Edward took my hand and kissed it; I drew it away with great emotion, and exclaimed: 'Good God, don't you know what you are doing?'

He did not say another word, and left me abruptly.

For two days afterwards he spoke to me but little, and when he did so his manner was cold.

One day that we were taking a walk together in the park, after one or two insignificant observations had passed between us, Edward asked me if I had ever received the

book which he had left for me the year before. As usual I had it in my pocket; I took it out and gave it to him without making any other answer.

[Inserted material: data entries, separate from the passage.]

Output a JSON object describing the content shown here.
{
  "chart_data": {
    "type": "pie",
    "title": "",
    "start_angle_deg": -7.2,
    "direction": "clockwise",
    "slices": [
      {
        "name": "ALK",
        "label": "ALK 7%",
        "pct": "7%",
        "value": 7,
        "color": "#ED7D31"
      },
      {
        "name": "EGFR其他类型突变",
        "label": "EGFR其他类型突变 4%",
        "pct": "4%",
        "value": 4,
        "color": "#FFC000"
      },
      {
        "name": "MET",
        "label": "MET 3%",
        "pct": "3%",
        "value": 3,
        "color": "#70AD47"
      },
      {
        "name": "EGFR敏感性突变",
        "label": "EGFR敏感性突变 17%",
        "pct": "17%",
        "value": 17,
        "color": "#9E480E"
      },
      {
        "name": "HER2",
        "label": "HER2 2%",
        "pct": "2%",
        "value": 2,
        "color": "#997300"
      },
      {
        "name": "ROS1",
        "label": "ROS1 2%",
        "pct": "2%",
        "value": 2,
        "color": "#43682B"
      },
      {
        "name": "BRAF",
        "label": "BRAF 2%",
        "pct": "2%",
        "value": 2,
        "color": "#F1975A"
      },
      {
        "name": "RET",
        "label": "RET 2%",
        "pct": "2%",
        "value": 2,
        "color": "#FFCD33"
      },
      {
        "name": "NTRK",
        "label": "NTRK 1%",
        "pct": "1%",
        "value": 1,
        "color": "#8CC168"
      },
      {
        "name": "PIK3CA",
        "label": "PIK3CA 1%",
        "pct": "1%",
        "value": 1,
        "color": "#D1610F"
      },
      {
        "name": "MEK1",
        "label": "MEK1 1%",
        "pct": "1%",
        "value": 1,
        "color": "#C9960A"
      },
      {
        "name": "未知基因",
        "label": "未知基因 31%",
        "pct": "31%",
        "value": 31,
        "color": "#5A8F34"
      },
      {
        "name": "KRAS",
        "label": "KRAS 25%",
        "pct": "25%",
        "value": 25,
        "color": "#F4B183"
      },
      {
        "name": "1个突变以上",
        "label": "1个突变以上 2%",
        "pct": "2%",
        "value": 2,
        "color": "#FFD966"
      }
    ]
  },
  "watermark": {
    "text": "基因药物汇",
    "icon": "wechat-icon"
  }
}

He opened it and turned the pages over as we walked along.

'Now is the time come,' I said to myself; 'now!' and the blood forsook my heart, and my legs seemed to fail under me.

In a moment of morbid irritation I had written on the blank page of the book the words which had remained coupled in my mind with this gift of Edward's—' Beware ; I know your secret!' and now they were before his eyes, and now he was reading them, and now the explanation was at hand, and all that I had suffered before was as nothing compared to what I had wilfully brought on myself.

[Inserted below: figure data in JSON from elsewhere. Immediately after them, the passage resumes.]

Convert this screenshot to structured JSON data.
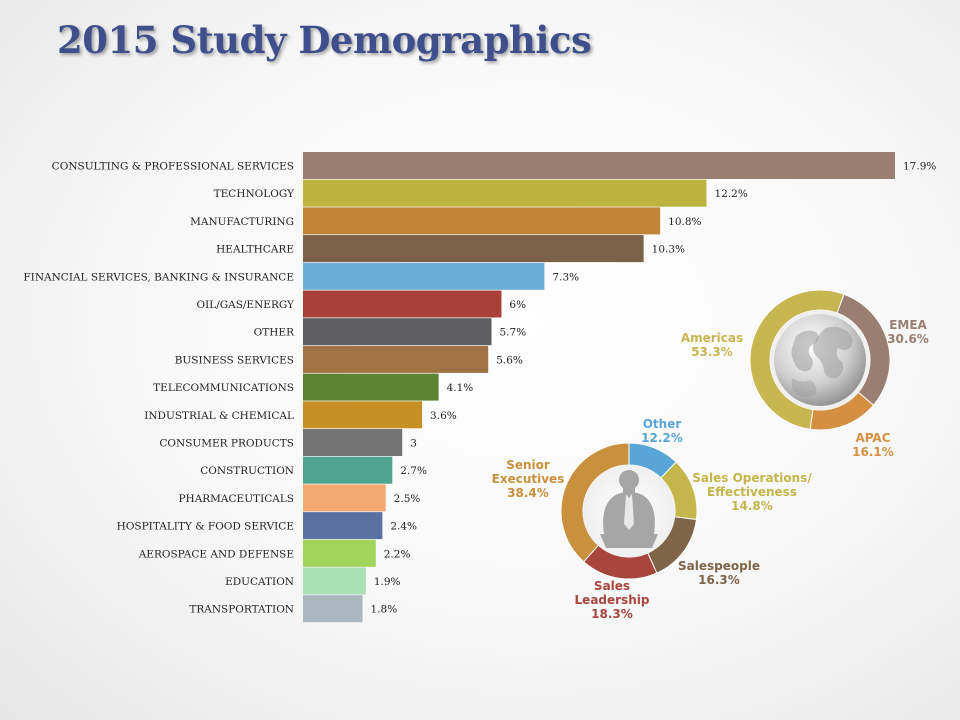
{
  "slide": {
    "title": "2015 Study Demographics"
  },
  "chart_data": [
    {
      "type": "bar",
      "orientation": "horizontal",
      "categories": [
        "CONSULTING & PROFESSIONAL SERVICES",
        "TECHNOLOGY",
        "MANUFACTURING",
        "HEALTHCARE",
        "FINANCIAL SERVICES, BANKING & INSURANCE",
        "OIL/GAS/ENERGY",
        "OTHER",
        "BUSINESS SERVICES",
        "TELECOMMUNICATIONS",
        "INDUSTRIAL & CHEMICAL",
        "CONSUMER PRODUCTS",
        "CONSTRUCTION",
        "PHARMACEUTICALS",
        "HOSPITALITY & FOOD SERVICE",
        "AEROSPACE AND DEFENSE",
        "EDUCATION",
        "TRANSPORTATION"
      ],
      "values": [
        17.9,
        12.2,
        10.8,
        10.3,
        7.3,
        6,
        5.7,
        5.6,
        4.1,
        3.6,
        3,
        2.7,
        2.5,
        2.4,
        2.2,
        1.9,
        1.8
      ],
      "value_labels": [
        "17.9%",
        "12.2%",
        "10.8%",
        "10.3%",
        "7.3%",
        "6%",
        "5.7%",
        "5.6%",
        "4.1%",
        "3.6%",
        "3",
        "2.7%",
        "2.5%",
        "2.4%",
        "2.2%",
        "1.9%",
        "1.8%"
      ],
      "colors": [
        "#9a7e72",
        "#bcb43e",
        "#c28437",
        "#7c6149",
        "#6aaed6",
        "#a8403a",
        "#5e5e60",
        "#a07244",
        "#5b8332",
        "#c79026",
        "#727272",
        "#4ea48c",
        "#f3a971",
        "#5c70a4",
        "#a2d35a",
        "#a9e0b4",
        "#aab7be"
      ]
    },
    {
      "type": "pie",
      "donut": true,
      "labels": [
        "EMEA",
        "APAC",
        "Americas"
      ],
      "label_values": [
        "30.6%",
        "16.1%",
        "53.3%"
      ],
      "values": [
        30.6,
        16.1,
        53.3
      ],
      "colors": [
        "#9a7e72",
        "#d49040",
        "#c8b650"
      ],
      "center_icon": "globe-icon"
    },
    {
      "type": "pie",
      "donut": true,
      "labels": [
        "Other",
        "Sales Operations/ Effectiveness",
        "Salespeople",
        "Sales Leadership",
        "Senior Executives"
      ],
      "label_values": [
        "12.2%",
        "14.8%",
        "16.3%",
        "18.3%",
        "38.4%"
      ],
      "values": [
        12.2,
        14.8,
        16.3,
        18.3,
        38.4
      ],
      "colors": [
        "#5aa5d8",
        "#c4b64a",
        "#7e6549",
        "#a8453c",
        "#c9903d"
      ],
      "center_icon": "business-person-icon"
    }
  ]
}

He turned to me and said with a smile, 'What do those mysterious words mean?'

I felt as if I was dreaming, but as if in my dream a mountain had been removed from my breast. I laughed hysterically and said they meant nothing. That was the first time I lied to Edward.

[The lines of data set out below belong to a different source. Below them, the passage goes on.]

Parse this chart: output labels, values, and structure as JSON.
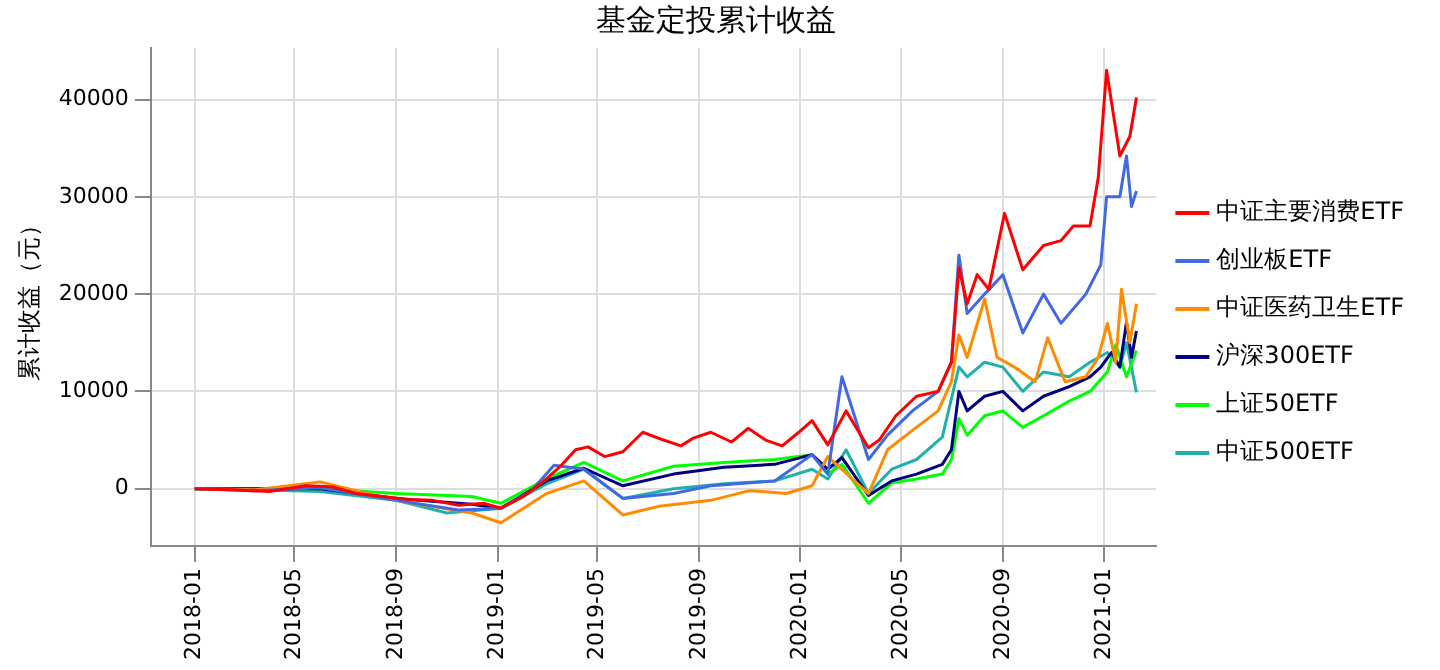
{
  "chart_data": {
    "type": "line",
    "title": "基金定投累计收益",
    "ylabel": "累计收益（元）",
    "xlim": [
      "2017-11-09",
      "2021-03-05"
    ],
    "ylim": [
      -5900,
      45300
    ],
    "xticks": [
      "2018-01",
      "2018-05",
      "2018-09",
      "2019-01",
      "2019-05",
      "2019-09",
      "2020-01",
      "2020-05",
      "2020-09",
      "2021-01"
    ],
    "yticks": [
      0,
      10000,
      20000,
      30000,
      40000
    ],
    "grid": true,
    "legend": "right",
    "marker": "none",
    "line_style": "solid",
    "series": [
      {
        "name": "中证主要消费ETF",
        "color": "#ff0000",
        "x": [
          "2018-01-01",
          "2018-02-15",
          "2018-04-01",
          "2018-05-15",
          "2018-06-15",
          "2018-07-15",
          "2018-08-15",
          "2018-09-15",
          "2018-10-15",
          "2018-11-15",
          "2018-12-15",
          "2019-01-05",
          "2019-02-01",
          "2019-03-01",
          "2019-03-20",
          "2019-04-05",
          "2019-04-20",
          "2019-05-10",
          "2019-06-01",
          "2019-06-25",
          "2019-07-20",
          "2019-08-10",
          "2019-08-25",
          "2019-09-15",
          "2019-10-10",
          "2019-10-30",
          "2019-11-20",
          "2019-12-10",
          "2019-12-30",
          "2020-01-15",
          "2020-02-03",
          "2020-02-25",
          "2020-03-23",
          "2020-04-05",
          "2020-04-25",
          "2020-05-20",
          "2020-06-15",
          "2020-07-01",
          "2020-07-10",
          "2020-07-20",
          "2020-08-01",
          "2020-08-15",
          "2020-09-03",
          "2020-09-25",
          "2020-10-20",
          "2020-11-10",
          "2020-11-25",
          "2020-12-15",
          "2020-12-25",
          "2021-01-04",
          "2021-01-20",
          "2021-02-01",
          "2021-02-09"
        ],
        "values": [
          0,
          -100,
          -300,
          300,
          200,
          -500,
          -800,
          -1100,
          -1200,
          -1700,
          -1500,
          -2000,
          -800,
          1000,
          2500,
          4000,
          4300,
          3300,
          3800,
          5800,
          5000,
          4400,
          5200,
          5800,
          4800,
          6200,
          5000,
          4400,
          5800,
          7000,
          4500,
          8000,
          4200,
          5000,
          7500,
          9500,
          10000,
          13000,
          22700,
          19000,
          22000,
          20500,
          28300,
          22500,
          25000,
          25500,
          27000,
          27000,
          32000,
          43000,
          34200,
          36200,
          40200
        ]
      },
      {
        "name": "创业板ETF",
        "color": "#4169e1",
        "x": [
          "2018-01-01",
          "2018-03-15",
          "2018-06-01",
          "2018-09-01",
          "2018-11-15",
          "2019-01-05",
          "2019-02-10",
          "2019-03-10",
          "2019-04-15",
          "2019-06-01",
          "2019-08-01",
          "2019-09-15",
          "2019-12-01",
          "2020-01-15",
          "2020-02-03",
          "2020-02-20",
          "2020-03-23",
          "2020-04-15",
          "2020-05-15",
          "2020-06-15",
          "2020-07-01",
          "2020-07-10",
          "2020-07-20",
          "2020-08-10",
          "2020-09-01",
          "2020-09-25",
          "2020-10-20",
          "2020-11-10",
          "2020-12-10",
          "2020-12-28",
          "2021-01-04",
          "2021-01-20",
          "2021-01-28",
          "2021-02-03",
          "2021-02-09"
        ],
        "values": [
          0,
          -200,
          100,
          -1200,
          -2200,
          -2000,
          -300,
          2400,
          2000,
          -1000,
          -500,
          300,
          800,
          3500,
          1500,
          11500,
          3000,
          5500,
          8000,
          10000,
          13000,
          24000,
          18000,
          20000,
          22000,
          16000,
          20000,
          17000,
          20000,
          23000,
          30000,
          30000,
          34200,
          29000,
          30600
        ]
      },
      {
        "name": "中证医药卫生ETF",
        "color": "#ff8c00",
        "x": [
          "2018-01-01",
          "2018-03-15",
          "2018-06-01",
          "2018-09-01",
          "2018-12-01",
          "2019-01-05",
          "2019-03-01",
          "2019-04-15",
          "2019-06-01",
          "2019-07-15",
          "2019-09-15",
          "2019-11-01",
          "2019-12-15",
          "2020-01-15",
          "2020-02-03",
          "2020-03-23",
          "2020-04-15",
          "2020-05-15",
          "2020-06-15",
          "2020-07-01",
          "2020-07-10",
          "2020-07-20",
          "2020-08-10",
          "2020-08-25",
          "2020-09-15",
          "2020-10-10",
          "2020-10-25",
          "2020-11-15",
          "2020-12-10",
          "2020-12-25",
          "2021-01-05",
          "2021-01-15",
          "2021-01-22",
          "2021-02-01",
          "2021-02-09"
        ],
        "values": [
          0,
          -100,
          700,
          -1200,
          -2500,
          -3500,
          -500,
          800,
          -2700,
          -1800,
          -1200,
          -200,
          -500,
          300,
          3300,
          -500,
          4000,
          6000,
          8000,
          11000,
          15800,
          13500,
          19500,
          13500,
          12500,
          11000,
          15500,
          11000,
          11500,
          13500,
          17000,
          13000,
          20500,
          15000,
          19000
        ]
      },
      {
        "name": "沪深300ETF",
        "color": "#000080",
        "x": [
          "2018-01-01",
          "2018-06-01",
          "2018-09-01",
          "2018-12-01",
          "2019-01-05",
          "2019-03-01",
          "2019-04-15",
          "2019-06-01",
          "2019-08-01",
          "2019-10-01",
          "2019-12-01",
          "2020-01-15",
          "2020-02-03",
          "2020-02-20",
          "2020-03-23",
          "2020-04-20",
          "2020-05-20",
          "2020-06-20",
          "2020-07-01",
          "2020-07-10",
          "2020-07-20",
          "2020-08-10",
          "2020-09-01",
          "2020-09-25",
          "2020-10-20",
          "2020-11-20",
          "2020-12-15",
          "2020-12-28",
          "2021-01-10",
          "2021-01-20",
          "2021-01-28",
          "2021-02-03",
          "2021-02-09"
        ],
        "values": [
          0,
          0,
          -1000,
          -1600,
          -2000,
          800,
          2100,
          300,
          1500,
          2200,
          2500,
          3500,
          2000,
          3200,
          -700,
          800,
          1500,
          2500,
          4000,
          10000,
          8000,
          9500,
          10000,
          8000,
          9500,
          10500,
          11500,
          12500,
          14000,
          12500,
          17100,
          13500,
          16200
        ]
      },
      {
        "name": "上证50ETF",
        "color": "#00ff00",
        "x": [
          "2018-01-01",
          "2018-06-01",
          "2018-09-01",
          "2018-12-01",
          "2019-01-05",
          "2019-03-01",
          "2019-04-15",
          "2019-06-01",
          "2019-08-01",
          "2019-10-01",
          "2019-12-01",
          "2020-01-15",
          "2020-02-03",
          "2020-02-20",
          "2020-03-23",
          "2020-04-20",
          "2020-05-20",
          "2020-06-20",
          "2020-07-01",
          "2020-07-10",
          "2020-07-20",
          "2020-08-10",
          "2020-09-01",
          "2020-09-25",
          "2020-10-20",
          "2020-11-20",
          "2020-12-15",
          "2021-01-05",
          "2021-01-15",
          "2021-01-28",
          "2021-02-09"
        ],
        "values": [
          0,
          0,
          -500,
          -800,
          -1500,
          1000,
          2700,
          800,
          2300,
          2700,
          3000,
          3500,
          1500,
          2500,
          -1500,
          600,
          1000,
          1500,
          3000,
          7200,
          5500,
          7500,
          8000,
          6300,
          7500,
          9000,
          10000,
          12000,
          14800,
          11500,
          14200
        ]
      },
      {
        "name": "中证500ETF",
        "color": "#20b2aa",
        "x": [
          "2018-01-01",
          "2018-03-15",
          "2018-06-01",
          "2018-09-01",
          "2018-11-01",
          "2019-01-05",
          "2019-03-01",
          "2019-04-15",
          "2019-06-01",
          "2019-08-01",
          "2019-10-01",
          "2019-12-01",
          "2020-01-15",
          "2020-02-03",
          "2020-02-25",
          "2020-03-23",
          "2020-04-20",
          "2020-05-20",
          "2020-06-20",
          "2020-07-10",
          "2020-07-20",
          "2020-08-10",
          "2020-09-01",
          "2020-09-25",
          "2020-10-20",
          "2020-11-20",
          "2020-12-15",
          "2021-01-05",
          "2021-01-20",
          "2021-01-28",
          "2021-02-09"
        ],
        "values": [
          0,
          -100,
          -300,
          -1200,
          -2500,
          -2000,
          500,
          2000,
          -1000,
          0,
          500,
          800,
          2000,
          1000,
          4000,
          -500,
          2000,
          3000,
          5300,
          12500,
          11500,
          13000,
          12500,
          10000,
          12000,
          11500,
          13000,
          14000,
          12500,
          15000,
          9900
        ]
      }
    ]
  }
}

He said that I must have read the book attentively, for he saw that it was marked in different places; he had never marked a book in his life; it was a thing that never occurred to him to do. And then he gave it back to me; and it felt to me as if the air had grown lighter, and the sky bluer, and as if my feet sprang as by magic from the ground they trod on.

When that evening I was with Edward again, I looked up into his face and talked to him as I had not talked to him for nearly two years; I laughed gaily as in days of old; I saw with exultation that he laughed too, and that he asked Mrs. Middleton to play at chess with my uncle instead of him, and that he did not leave my side till the last moment that I remained in the drawing-room; and I

was foolishly, wickedly happy, till I went up to my room. and laid my head on my pillow; then came in all its bitterness the remembrance that, although he might not know my secret, another did; that if indeed he loved me, as I now thought he did (for I remembered that letter to Henry, which I had so long misunderstood, and now recognised its true meaning),—if indeed he loved me, I must, I ought, to tell him the truth; and then he would despise me, he would hate me, not only for the deed itself, but for my long silence, for my cowardly concealment. No; I had suffered so dreadfully during those minutes when I had felt myself on the brink of unavoidable confession, that, happen what might, I would not—I could not-disclose to him the truth. But should I then marry him? Should I inherit my uncle's fortune? Should I become one day the mistress of Elmsley? and from the midst of all that this world can give of joy, look, as Belshazzar looked on the handwriting on the wall, on the torrent where my own hand had hurled Mrs. Middleton's child, Edward's cousin; and one day, perhaps, be denounced, betrayed, exposed, by Henry Lovell, whose words began that night to be realised: 'With every throb of love for another there will be in your heart a pang of fear, a shudder of terror, a thought of me?'

Hour after hour I tossed about my bed, unable to close my eyes in sleep; at times, in spite of everything, feeling wildly happy; at others forming the most solemn resolutions that neither the weakness of my own heart nor the persecutions of others should induce me to think even of marrying Edward, and yet unable to conceal from myself that the next time I saw him, the next time my eyes met his, they would betray to him all that long-subdued and unconfessed love which had now grown into a passion astonishing to myself, and ruled my undisciplined mind beyond all power of restraint and control.